The Eugenics Record Office Collection is one of the Archive projects being undertaken as part of the New York State Documentary Heritage Program Grants (DHP) grant. Specifically, by processing this previously hidden historic collection materials will be available for scholarly use by global audiences.
The Eugenics Record Office (ERO) was opened in 1910 as part of the Cold Spring Harbor Laboratory then known as the Carnegie Institute of Washington. Director Charles Davenport, superintendent H. H. Laughlin, and the office staff studied problems relating to human heredity until the office closed in 1939. The Eugenics Record Office Collection includes correspondence, documents, and photographs from 1910 to 1939. Consistent with the social concerns of the period, the ERO studied the heredity of traits such as “feeble mindedness” and alcoholism, and proposed that social constructions such as “pauperism” were also inherited.

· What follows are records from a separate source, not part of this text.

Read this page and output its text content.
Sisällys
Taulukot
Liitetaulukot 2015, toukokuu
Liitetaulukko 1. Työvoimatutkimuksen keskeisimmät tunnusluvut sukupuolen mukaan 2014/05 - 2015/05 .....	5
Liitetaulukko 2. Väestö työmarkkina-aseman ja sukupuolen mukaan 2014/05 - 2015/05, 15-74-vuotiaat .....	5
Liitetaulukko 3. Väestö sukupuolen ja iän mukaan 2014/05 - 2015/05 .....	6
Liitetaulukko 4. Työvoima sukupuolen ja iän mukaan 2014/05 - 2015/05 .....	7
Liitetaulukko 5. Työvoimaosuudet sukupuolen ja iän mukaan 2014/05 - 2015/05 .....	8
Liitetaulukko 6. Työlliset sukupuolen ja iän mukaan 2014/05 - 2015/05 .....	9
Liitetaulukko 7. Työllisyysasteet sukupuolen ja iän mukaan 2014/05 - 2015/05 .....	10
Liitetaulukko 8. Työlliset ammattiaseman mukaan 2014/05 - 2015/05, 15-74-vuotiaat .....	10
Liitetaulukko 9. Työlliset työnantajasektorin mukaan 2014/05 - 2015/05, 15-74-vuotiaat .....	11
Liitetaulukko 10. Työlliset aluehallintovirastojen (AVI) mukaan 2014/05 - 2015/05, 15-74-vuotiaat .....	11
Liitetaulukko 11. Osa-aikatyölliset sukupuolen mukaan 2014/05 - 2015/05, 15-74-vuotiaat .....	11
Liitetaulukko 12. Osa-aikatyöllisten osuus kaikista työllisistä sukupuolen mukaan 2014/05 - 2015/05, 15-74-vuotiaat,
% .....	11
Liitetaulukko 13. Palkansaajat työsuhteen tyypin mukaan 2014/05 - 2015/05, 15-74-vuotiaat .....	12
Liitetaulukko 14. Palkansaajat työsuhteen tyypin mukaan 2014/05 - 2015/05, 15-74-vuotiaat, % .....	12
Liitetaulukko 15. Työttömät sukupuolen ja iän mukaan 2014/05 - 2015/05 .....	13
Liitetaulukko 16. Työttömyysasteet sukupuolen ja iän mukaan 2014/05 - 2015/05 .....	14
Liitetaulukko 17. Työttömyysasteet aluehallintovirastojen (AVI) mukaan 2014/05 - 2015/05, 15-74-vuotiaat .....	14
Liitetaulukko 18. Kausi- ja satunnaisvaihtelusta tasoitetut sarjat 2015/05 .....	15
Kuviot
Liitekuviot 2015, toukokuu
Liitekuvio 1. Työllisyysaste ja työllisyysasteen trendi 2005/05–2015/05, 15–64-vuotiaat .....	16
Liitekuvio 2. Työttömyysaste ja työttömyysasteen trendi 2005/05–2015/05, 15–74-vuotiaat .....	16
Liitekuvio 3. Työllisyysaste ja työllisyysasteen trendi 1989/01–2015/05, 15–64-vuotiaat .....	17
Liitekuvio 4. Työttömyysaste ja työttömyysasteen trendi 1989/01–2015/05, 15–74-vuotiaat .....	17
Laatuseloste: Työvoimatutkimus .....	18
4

Fieldworkers, primarily women, took summer training courses in heredity, Darwinian theories, elementary statistical methods, and eugenics legislation. The fieldworkers worked extensively from 1910 to 1917 taking family histories that were stored for future studies on diseases and insanity. Approximately 96 fieldworkers collected data by way of surveys that included biographical sketches and pedigrees on families from site visits and personal interviews. Many of the field workers finished the summer with a research project involving collecting and analyzing the eugenics data. The ERO Collection includes these published reports.